Abstract:
Various chemotherapeutic agents are used to treat breast cancer (BC); one of them is the anthracycline antibiotic doxorubicin (Dox), which, in addition to its cytostatic effect, has serious side effects. In order to reduce its negative impact on healthy organs and tissues and to increase its accumulation in tumors, Dox was incorporated into phospholipid nanoparticles. The additional use of vector molecules for targeted delivery to specific targets can increase the effectiveness of Dox due to higher accumulation of the active substance in the tumor tissue. The integrin αvβ3, which plays an important role in cancer angiogenesis, and the folic acid receptor, which is responsible for cell differentiation and proliferation, have been considered in this study as targets for such vector molecules. Thus, a phospholipid composition of Dox containing two vector ligands, cRGD peptide and folic acid (NPh-Dox-cRGD-Fol(3,4)), was prepared. Study of the physical properties of the developed composition NPh-Dox-cRGD-Fol(3,4) showed that the average particle size was 39.62±4.61 nm, the ζ-potential value was 4.17±0.83 mV. Almost all Dox molecules were incorporated into phospholipid nanoparticles (99.85±0.21%).
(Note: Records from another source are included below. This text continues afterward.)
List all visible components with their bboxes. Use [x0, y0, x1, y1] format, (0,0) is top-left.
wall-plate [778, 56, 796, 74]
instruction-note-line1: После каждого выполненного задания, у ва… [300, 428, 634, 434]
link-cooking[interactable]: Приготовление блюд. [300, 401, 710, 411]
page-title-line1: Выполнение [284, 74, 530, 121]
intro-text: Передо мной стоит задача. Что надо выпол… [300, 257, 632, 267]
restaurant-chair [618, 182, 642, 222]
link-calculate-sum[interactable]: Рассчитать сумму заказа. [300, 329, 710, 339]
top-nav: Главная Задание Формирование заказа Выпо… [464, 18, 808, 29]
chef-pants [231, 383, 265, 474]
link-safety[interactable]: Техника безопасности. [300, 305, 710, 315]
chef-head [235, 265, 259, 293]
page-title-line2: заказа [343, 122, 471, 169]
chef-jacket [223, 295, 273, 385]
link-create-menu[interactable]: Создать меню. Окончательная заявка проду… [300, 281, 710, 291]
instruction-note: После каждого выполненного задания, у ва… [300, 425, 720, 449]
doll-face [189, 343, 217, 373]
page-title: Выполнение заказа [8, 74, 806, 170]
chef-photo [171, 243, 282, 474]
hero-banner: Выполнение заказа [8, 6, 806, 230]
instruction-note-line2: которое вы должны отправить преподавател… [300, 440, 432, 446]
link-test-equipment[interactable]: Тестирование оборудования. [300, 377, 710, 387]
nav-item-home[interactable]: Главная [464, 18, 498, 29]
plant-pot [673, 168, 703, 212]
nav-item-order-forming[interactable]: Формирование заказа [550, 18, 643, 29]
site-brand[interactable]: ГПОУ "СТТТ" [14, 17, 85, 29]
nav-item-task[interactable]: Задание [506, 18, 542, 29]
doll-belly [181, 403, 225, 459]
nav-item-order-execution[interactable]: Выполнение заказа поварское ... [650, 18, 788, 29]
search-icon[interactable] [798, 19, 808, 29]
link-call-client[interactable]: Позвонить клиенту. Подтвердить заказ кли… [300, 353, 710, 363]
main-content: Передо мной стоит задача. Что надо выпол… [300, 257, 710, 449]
The simultaneous use of two vectors in the composition led to an increase in the Dox accumulation in MDA-MB-231 BC cells by almost 20% as compared to compositions containing each vector separately (folic acid or the cRGD peptide). Moreover, the degree of Dox internalization was 22% and 24% higher than in the case of separate use of folic acid and cRGD peptide, respectively. The cytotoxic effect on MDA-MB-231 cells was higher during incubations with the compositions containing folic acid as a single vector (NPh-Dox-Fol(3,4)) and together with the RGD peptide (NPh-Dox-cRGD-Fol(3,4)). Experiments on the Wi-38 diploid fibroblast cell line have shown a significantly lower degree of cytotoxic effect of the phospholipid composition, regardless of the presence of the vector molecules in it, as compared to free Dox. The results obtained indicate the potential of using two vectors in one phospholipid composition for targeted delivery of Dox.
摘要:
各种化学治疗剂用于治疗乳腺癌(BC);其中之一是蒽环类抗生素阿霉素(Dox),which,除了它的细胞抑制作用,有严重的副作用。为了减少其对健康器官和组织的负面影响,并增加其在肿瘤中的积累,将Dox掺入磷脂纳米颗粒中。用于靶向递送至特定靶标的载体分子的额外使用可由于活性物质在肿瘤组织中的更高积累而增加Dox的有效性。整合素αvβ3在肿瘤血管生成中起重要作用,叶酸受体,负责细胞分化和增殖,在这项研究中已被认为是此类载体分子的靶标。因此,含有两个载体配体的Dox磷脂组合物,cRGD肽和叶酸(NPh-Dox-cRGD-Fol(3,4)),准备好了。对开发的组合物NPh-Dox-cRGD-Fol(3,4)的物理性质的研究表明,平均粒径为39.62±4.61nm,ζ电位值为4.17±0.83mV。几乎所有的Dox分子都掺入到磷脂纳米颗粒中(99.85±0.21%)。与分别含有每种载体的组合物(叶酸或cRGD肽)相比,在组合物中同时使用两种载体导致MDA-MB-231BC细胞中Dox积累增加几乎20%。此外,Dox内化程度比单独使用叶酸和cRGD肽的情况高22%和24%,分别。在用含有叶酸作为单一载体的组合物(NPh-Dox-Fol(3,4))和RGD肽(NPh-Dox-cRGD-Fol(3,4))孵育期间,对MDA-MB-231细胞的细胞毒性作用更高。Wi-38二倍体成纤维细胞系的实验表明,磷脂成分的细胞毒性作用程度明显较低,不管载体分子的存在,与免费的Dox相比。获得的结果表明在一种磷脂组合物中使用两种载体用于靶向递送Dox的潜力。